President John Mahama has revealed that Ghana’s foreign reserves are now strong enough to cover six months of imports, a marked improvement from the 4.7 months recorded just three months ago.
Speaking during a meeting with the Council of State on July 7, Mahama credited the improvement to a combination of increased gold export earnings, tighter mining regulations, and the establishment of the Gold Board.
“We currently have about six months of import cover,” the President stated. “The establishment of the Gold Board was one of the important instruments in the reset agenda, and we made it illegal for any unauthorized person to buy gold and take it out of this country.”

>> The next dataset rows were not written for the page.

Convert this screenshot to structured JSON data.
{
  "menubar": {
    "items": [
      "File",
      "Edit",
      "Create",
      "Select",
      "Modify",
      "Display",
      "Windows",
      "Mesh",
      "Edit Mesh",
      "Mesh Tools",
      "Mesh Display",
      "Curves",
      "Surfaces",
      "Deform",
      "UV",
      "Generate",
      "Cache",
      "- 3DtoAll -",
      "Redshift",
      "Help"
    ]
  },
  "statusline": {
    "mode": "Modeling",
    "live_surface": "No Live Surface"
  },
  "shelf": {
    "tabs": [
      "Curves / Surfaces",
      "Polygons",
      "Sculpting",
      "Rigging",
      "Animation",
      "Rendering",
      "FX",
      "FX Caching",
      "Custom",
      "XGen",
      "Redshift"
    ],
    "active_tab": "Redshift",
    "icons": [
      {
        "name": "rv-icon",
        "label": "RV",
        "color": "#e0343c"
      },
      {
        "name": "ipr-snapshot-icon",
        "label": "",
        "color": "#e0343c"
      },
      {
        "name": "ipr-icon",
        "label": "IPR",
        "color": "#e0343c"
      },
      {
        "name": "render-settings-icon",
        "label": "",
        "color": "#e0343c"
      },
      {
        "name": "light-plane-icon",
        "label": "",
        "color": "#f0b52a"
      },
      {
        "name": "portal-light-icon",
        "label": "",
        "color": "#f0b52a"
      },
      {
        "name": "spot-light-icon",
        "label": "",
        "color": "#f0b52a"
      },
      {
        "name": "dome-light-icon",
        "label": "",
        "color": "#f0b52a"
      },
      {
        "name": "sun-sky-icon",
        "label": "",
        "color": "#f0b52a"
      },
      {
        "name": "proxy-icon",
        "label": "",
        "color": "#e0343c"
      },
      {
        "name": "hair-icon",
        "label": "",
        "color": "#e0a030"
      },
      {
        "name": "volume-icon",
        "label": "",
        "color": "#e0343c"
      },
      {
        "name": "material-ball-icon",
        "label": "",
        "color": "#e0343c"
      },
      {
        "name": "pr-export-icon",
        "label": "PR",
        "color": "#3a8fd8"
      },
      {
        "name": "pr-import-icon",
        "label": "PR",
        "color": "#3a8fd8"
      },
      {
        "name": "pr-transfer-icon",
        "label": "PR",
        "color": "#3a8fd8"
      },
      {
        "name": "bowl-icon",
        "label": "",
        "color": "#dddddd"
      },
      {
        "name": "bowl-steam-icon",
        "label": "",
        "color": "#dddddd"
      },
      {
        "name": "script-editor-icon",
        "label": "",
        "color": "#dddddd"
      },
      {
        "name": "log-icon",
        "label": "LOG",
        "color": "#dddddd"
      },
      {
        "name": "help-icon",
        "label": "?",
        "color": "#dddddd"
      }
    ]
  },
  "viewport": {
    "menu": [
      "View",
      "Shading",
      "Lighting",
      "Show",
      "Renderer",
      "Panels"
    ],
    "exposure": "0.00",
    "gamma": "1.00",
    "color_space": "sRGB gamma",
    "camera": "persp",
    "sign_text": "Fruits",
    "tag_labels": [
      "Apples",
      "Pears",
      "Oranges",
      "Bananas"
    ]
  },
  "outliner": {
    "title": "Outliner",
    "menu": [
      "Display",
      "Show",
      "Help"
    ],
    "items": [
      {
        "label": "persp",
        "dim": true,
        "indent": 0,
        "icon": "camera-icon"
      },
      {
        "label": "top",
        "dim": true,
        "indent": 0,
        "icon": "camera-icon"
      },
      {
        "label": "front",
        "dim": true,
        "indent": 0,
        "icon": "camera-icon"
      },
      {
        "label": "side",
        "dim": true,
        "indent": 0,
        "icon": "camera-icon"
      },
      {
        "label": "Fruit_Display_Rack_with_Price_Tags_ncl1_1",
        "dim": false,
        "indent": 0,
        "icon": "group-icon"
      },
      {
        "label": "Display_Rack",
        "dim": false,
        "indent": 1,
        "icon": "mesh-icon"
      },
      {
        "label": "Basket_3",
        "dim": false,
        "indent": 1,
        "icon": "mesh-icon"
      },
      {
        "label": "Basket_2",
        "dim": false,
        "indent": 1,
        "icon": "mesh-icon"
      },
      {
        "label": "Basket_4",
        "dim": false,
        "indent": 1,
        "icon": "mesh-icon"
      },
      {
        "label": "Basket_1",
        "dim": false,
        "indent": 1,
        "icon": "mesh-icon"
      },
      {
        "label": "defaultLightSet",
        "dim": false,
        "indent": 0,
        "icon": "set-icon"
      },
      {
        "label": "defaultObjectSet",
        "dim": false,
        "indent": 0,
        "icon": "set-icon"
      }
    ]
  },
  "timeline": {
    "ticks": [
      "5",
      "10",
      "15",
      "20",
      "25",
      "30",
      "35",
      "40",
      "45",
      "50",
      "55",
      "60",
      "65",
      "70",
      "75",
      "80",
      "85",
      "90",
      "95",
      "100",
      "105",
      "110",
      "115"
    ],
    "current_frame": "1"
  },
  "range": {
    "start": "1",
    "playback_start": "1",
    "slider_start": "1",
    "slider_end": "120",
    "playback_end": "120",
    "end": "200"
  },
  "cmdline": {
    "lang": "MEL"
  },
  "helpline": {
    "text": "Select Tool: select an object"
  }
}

His comment signals notable progress since the Bank of Ghana’s April 2025 Monetary Policy Committee report, which estimated gross international reserves at US$10.7 billion, enough to cover 4.7 months of imports at the time, up from US$9 billion (4 months) at end-2024. Net international reserves had stood at US$3.4 billion, surpassing the IMF programme’s mid-year target.
According to Mahama, returns on gold exports have “more than doubled” compared to previous years, with stronger enforcement curbing revenue losses. “In times past, we received only 50% of what we should get from our gold exports. Today, happily, the returns on gold exports have more than doubled,” he added.
With the government preparing to disburse billions of cedis to settle arrears owed to road contractors, the reported reserve strength may offer a temporary buffer, but attention will remain on how the disbursements are timed and whether they trigger renewed pressure on the cedi.